Names Database Manager

Author: Daniel Needham (daniel.needham@manchester.ac.uk)

Overview

The Names Database Manager library provides an interface to a given Names Database instance in a standardised and consistent way.

The library provides a number of types that extend the normalised data types found in the Names Disambiguation library, adding a number of features including the ability to track them within the database instance, and the ability to serialise and deserialise a records attributes within the main record table (see Notes).

The library also provides functionality to search over a Names Database instance, and to update records within the database.

The Names Disambiguation library is intentionally abstracted from the Names Database Manager library as much as possible so that the underlying data is independent from the disambiguation that created it.

Dependencies

The Names Database Manager is a maven managed Java application. Its dependencies are:

  1. Log4J
    • This should be picked up from maven's central repository
  2. names-disambiguator
    • This currently needs to be downloaded from here and added to your local maven repository
  3. Mysql-connector-java
    • This should be picked up from maven's central repository

Example usage

// Create a new connection to a Names Database instance
// This can be reused across queries
DatabaseManager dm = new DatabaseManager(driver, database, username, password).connect();

// Build a query
Query query = new Query();
query.setNames("Smith OR Brown");
query.setGetCount(true);

// Execute the query
Response response = dm.find(query);

// Check a reponse code
// Change information
// Update the database

if(response.getStatus == Response.OK 
    && response.getResults().getCount() > 0){
    NamesRecord n = response.getResults().first();  // get first result
    Name newName = new Name();                      // add a new name
    newName.setChars("J. Smith");
    n.addName(newName);
    dm.addUpdate(response.getResults().getRecords());  // update
}

// Close the database connection
dm.close();

Notes

Currently the database manager interacts with a Names database instance using the standard JDBC API.

In the Names data architecture an entity (individual or institution) can have lots of attributes associated with it, and must be searchable over many of these attributes in conjunction.

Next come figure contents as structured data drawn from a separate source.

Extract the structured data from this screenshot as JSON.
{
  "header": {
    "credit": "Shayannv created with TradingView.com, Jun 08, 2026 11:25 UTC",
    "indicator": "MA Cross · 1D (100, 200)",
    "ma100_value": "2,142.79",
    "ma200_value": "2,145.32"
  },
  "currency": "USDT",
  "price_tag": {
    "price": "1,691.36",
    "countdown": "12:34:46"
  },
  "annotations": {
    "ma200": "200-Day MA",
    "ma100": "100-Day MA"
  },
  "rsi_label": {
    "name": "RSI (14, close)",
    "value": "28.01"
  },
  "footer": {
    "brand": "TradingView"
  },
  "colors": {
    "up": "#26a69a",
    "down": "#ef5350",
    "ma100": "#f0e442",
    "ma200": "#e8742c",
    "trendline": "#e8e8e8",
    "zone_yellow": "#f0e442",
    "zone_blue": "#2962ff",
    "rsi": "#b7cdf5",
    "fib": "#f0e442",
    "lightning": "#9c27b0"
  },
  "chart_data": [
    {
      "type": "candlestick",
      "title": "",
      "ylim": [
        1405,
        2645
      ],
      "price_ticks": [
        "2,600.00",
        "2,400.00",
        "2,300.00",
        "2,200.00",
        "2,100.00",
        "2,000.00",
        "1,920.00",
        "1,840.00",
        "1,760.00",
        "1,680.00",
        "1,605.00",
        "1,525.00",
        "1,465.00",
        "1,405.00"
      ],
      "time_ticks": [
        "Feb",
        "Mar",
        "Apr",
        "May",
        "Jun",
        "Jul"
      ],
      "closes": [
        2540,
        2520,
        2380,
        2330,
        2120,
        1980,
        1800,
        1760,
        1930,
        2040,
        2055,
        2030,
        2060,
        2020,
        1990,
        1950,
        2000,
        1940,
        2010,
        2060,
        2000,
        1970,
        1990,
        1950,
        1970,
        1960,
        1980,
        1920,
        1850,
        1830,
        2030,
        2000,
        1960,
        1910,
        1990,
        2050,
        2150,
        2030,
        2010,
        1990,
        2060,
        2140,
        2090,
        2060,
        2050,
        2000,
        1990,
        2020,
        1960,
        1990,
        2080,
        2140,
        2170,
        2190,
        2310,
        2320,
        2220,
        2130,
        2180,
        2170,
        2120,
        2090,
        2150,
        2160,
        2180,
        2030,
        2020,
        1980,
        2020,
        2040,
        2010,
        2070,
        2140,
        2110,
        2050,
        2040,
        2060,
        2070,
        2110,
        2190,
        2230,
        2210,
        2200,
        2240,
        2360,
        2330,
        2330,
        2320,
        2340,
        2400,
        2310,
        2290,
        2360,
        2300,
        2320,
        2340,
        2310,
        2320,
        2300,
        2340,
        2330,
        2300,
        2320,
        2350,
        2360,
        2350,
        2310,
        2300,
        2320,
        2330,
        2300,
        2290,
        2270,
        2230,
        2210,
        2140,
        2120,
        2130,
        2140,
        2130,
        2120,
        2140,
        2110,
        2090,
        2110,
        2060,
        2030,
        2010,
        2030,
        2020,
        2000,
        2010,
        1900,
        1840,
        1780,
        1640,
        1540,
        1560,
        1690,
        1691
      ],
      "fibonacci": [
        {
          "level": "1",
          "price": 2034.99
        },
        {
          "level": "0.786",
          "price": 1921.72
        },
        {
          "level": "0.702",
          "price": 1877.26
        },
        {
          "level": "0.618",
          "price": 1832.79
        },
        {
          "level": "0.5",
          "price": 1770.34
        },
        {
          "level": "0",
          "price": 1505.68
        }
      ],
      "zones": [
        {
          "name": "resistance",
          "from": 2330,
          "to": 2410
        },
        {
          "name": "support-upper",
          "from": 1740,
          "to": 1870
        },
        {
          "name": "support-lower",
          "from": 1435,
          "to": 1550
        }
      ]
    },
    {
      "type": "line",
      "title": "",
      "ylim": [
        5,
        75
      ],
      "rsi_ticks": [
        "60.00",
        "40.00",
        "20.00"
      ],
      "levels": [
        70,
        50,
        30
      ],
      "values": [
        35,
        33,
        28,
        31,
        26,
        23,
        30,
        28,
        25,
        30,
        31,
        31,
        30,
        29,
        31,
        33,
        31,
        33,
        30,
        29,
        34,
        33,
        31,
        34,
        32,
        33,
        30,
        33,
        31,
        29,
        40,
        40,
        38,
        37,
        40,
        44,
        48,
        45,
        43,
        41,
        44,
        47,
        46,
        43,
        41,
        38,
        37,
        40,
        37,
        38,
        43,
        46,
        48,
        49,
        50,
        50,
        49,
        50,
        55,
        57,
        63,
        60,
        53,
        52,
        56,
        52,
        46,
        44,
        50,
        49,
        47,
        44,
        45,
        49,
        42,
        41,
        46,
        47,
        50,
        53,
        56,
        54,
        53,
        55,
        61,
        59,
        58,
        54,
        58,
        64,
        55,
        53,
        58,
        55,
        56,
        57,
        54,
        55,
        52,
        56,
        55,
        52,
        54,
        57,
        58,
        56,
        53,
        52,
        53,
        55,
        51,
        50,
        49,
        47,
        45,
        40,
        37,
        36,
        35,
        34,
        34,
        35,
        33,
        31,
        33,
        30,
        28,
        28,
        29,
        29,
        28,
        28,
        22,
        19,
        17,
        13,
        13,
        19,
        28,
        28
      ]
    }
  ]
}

For performance reasons (both for insertion and retrieval) it was determined that full database normalisation would not be especially performant, especially with potentially millions of identified individuals each with hundreds of related attributes.

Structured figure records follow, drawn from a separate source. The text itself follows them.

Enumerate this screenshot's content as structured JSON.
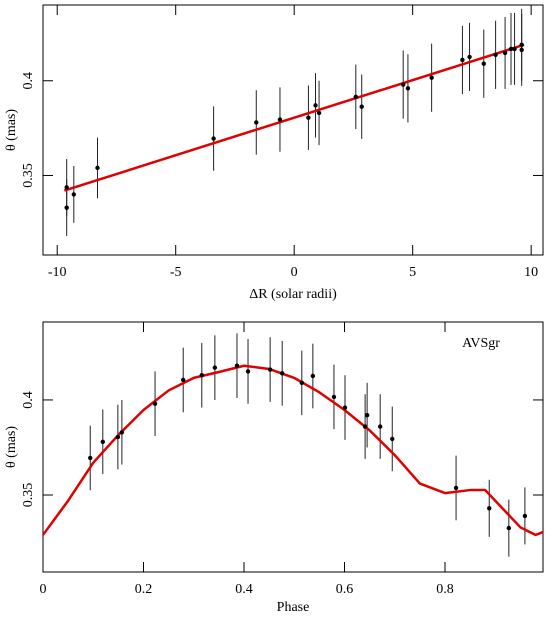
{
  "chart_data": [
    {
      "type": "scatter",
      "xlabel": "ΔR (solar radii)",
      "ylabel": "θ (mas)",
      "x": [
        -9.6,
        -9.6,
        -9.3,
        -8.3,
        -3.4,
        -1.6,
        -0.6,
        0.6,
        0.9,
        1.05,
        2.6,
        2.85,
        4.6,
        4.8,
        5.8,
        7.1,
        7.4,
        8.0,
        8.5,
        8.9,
        9.15,
        9.3,
        9.6,
        9.6
      ],
      "values": [
        0.3437,
        0.333,
        0.34,
        0.354,
        0.3695,
        0.378,
        0.3795,
        0.3805,
        0.387,
        0.383,
        0.3915,
        0.3863,
        0.398,
        0.396,
        0.4016,
        0.411,
        0.4126,
        0.409,
        0.4137,
        0.4147,
        0.4168,
        0.4168,
        0.419,
        0.4163
      ],
      "errors": [
        0.015,
        0.015,
        0.015,
        0.016,
        0.017,
        0.017,
        0.017,
        0.017,
        0.017,
        0.017,
        0.017,
        0.017,
        0.018,
        0.018,
        0.018,
        0.018,
        0.018,
        0.018,
        0.018,
        0.019,
        0.019,
        0.019,
        0.019,
        0.019
      ],
      "color": "#000000",
      "fit": {
        "x": [
          -9.7,
          9.7
        ],
        "values": [
          0.342,
          0.419
        ],
        "color": "#e00000"
      },
      "xlim": [
        -10.6,
        10.5
      ],
      "ylim": [
        0.308,
        0.44
      ],
      "xticks": [
        -10,
        -5,
        0,
        5,
        10
      ],
      "yticks": [
        0.35,
        0.4
      ]
    },
    {
      "type": "scatter",
      "xlabel": "Phase",
      "ylabel": "θ (mas)",
      "annotation": "AVSgr",
      "x": [
        0.094,
        0.119,
        0.149,
        0.157,
        0.223,
        0.279,
        0.316,
        0.342,
        0.386,
        0.408,
        0.452,
        0.476,
        0.515,
        0.537,
        0.579,
        0.601,
        0.641,
        0.645,
        0.671,
        0.695,
        0.822,
        0.888,
        0.927,
        0.959
      ],
      "values": [
        0.3695,
        0.378,
        0.3805,
        0.383,
        0.398,
        0.4105,
        0.413,
        0.417,
        0.418,
        0.415,
        0.416,
        0.414,
        0.409,
        0.4126,
        0.4016,
        0.396,
        0.386,
        0.392,
        0.386,
        0.3795,
        0.3537,
        0.343,
        0.3326,
        0.339
      ],
      "errors": [
        0.017,
        0.017,
        0.017,
        0.017,
        0.017,
        0.017,
        0.017,
        0.017,
        0.017,
        0.017,
        0.017,
        0.017,
        0.017,
        0.017,
        0.017,
        0.017,
        0.017,
        0.017,
        0.017,
        0.017,
        0.017,
        0.015,
        0.015,
        0.015
      ],
      "color": "#000000",
      "fit": {
        "x": [
          0,
          0.05,
          0.1,
          0.15,
          0.2,
          0.25,
          0.3,
          0.35,
          0.4,
          0.45,
          0.5,
          0.55,
          0.6,
          0.65,
          0.7,
          0.75,
          0.8,
          0.85,
          0.88,
          0.9,
          0.95,
          0.98,
          0.995
        ],
        "values": [
          0.329,
          0.347,
          0.367,
          0.3816,
          0.3947,
          0.405,
          0.4116,
          0.4147,
          0.418,
          0.4163,
          0.4116,
          0.404,
          0.3947,
          0.384,
          0.371,
          0.356,
          0.351,
          0.3526,
          0.3526,
          0.347,
          0.333,
          0.329,
          0.3305
        ],
        "color": "#e00000"
      },
      "xlim": [
        0,
        0.995
      ],
      "ylim": [
        0.3095,
        0.441
      ],
      "xticks": [
        0,
        0.2,
        0.4,
        0.6,
        0.8
      ],
      "yticks": [
        0.35,
        0.4
      ]
    }
  ]
}
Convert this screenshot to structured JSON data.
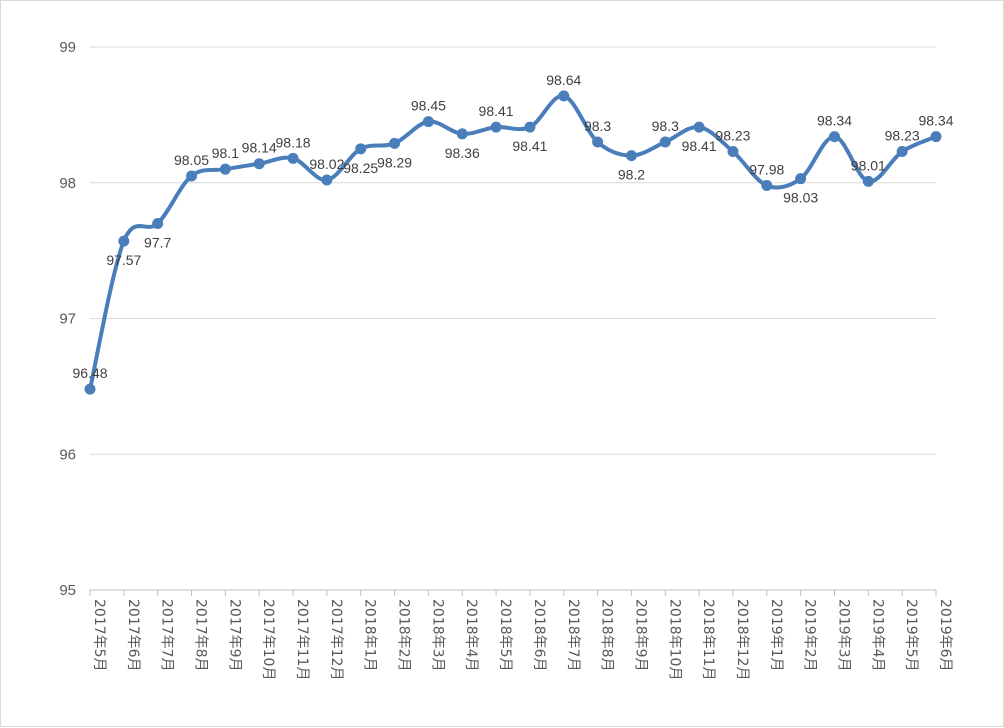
{
  "chart_data": {
    "type": "line",
    "title": "",
    "xlabel": "",
    "ylabel": "",
    "ylim": [
      95,
      99
    ],
    "yticks": [
      95,
      96,
      97,
      98,
      99
    ],
    "grid": true,
    "smooth": true,
    "line_color": "#4a7ebb",
    "categories": [
      "2017年5月",
      "2017年6月",
      "2017年7月",
      "2017年8月",
      "2017年9月",
      "2017年10月",
      "2017年11月",
      "2017年12月",
      "2018年1月",
      "2018年2月",
      "2018年3月",
      "2018年4月",
      "2018年5月",
      "2018年6月",
      "2018年7月",
      "2018年8月",
      "2018年9月",
      "2018年10月",
      "2018年11月",
      "2018年12月",
      "2019年1月",
      "2019年2月",
      "2019年3月",
      "2019年4月",
      "2019年5月",
      "2019年6月"
    ],
    "series": [
      {
        "values": [
          96.48,
          97.57,
          97.7,
          98.05,
          98.1,
          98.14,
          98.18,
          98.02,
          98.25,
          98.29,
          98.45,
          98.36,
          98.41,
          98.41,
          98.64,
          98.3,
          98.2,
          98.3,
          98.41,
          98.23,
          97.98,
          98.03,
          98.34,
          98.01,
          98.23,
          98.34
        ]
      }
    ],
    "data_labels": [
      "96.48",
      "97.57",
      "97.7",
      "98.05",
      "98.1",
      "98.14",
      "98.18",
      "98.02",
      "98.25",
      "98.29",
      "98.45",
      "98.36",
      "98.41",
      "98.41",
      "98.64",
      "98.3",
      "98.2",
      "98.3",
      "98.41",
      "98.23",
      "97.98",
      "98.03",
      "98.34",
      "98.01",
      "98.23",
      "98.34"
    ],
    "label_positions": [
      "above",
      "below",
      "below",
      "above",
      "above",
      "above",
      "above",
      "above",
      "below",
      "below",
      "above",
      "below",
      "above",
      "below",
      "above",
      "above",
      "below",
      "above",
      "below",
      "above",
      "above",
      "below",
      "above",
      "above",
      "above",
      "above"
    ]
  }
}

Instead entity attributes are serialised into columns in a main record table, and then summary tables are populated with the attributes that can be searched over.

For this reason it was difficult to find an ORM framework that would neatly fit this paradigm, and it was also difficult to judge how well an ORM would scale up given these conditions. That said, further investigation might reveal that the database manager could be adapted to use an ORM such as Spring or Hibernate.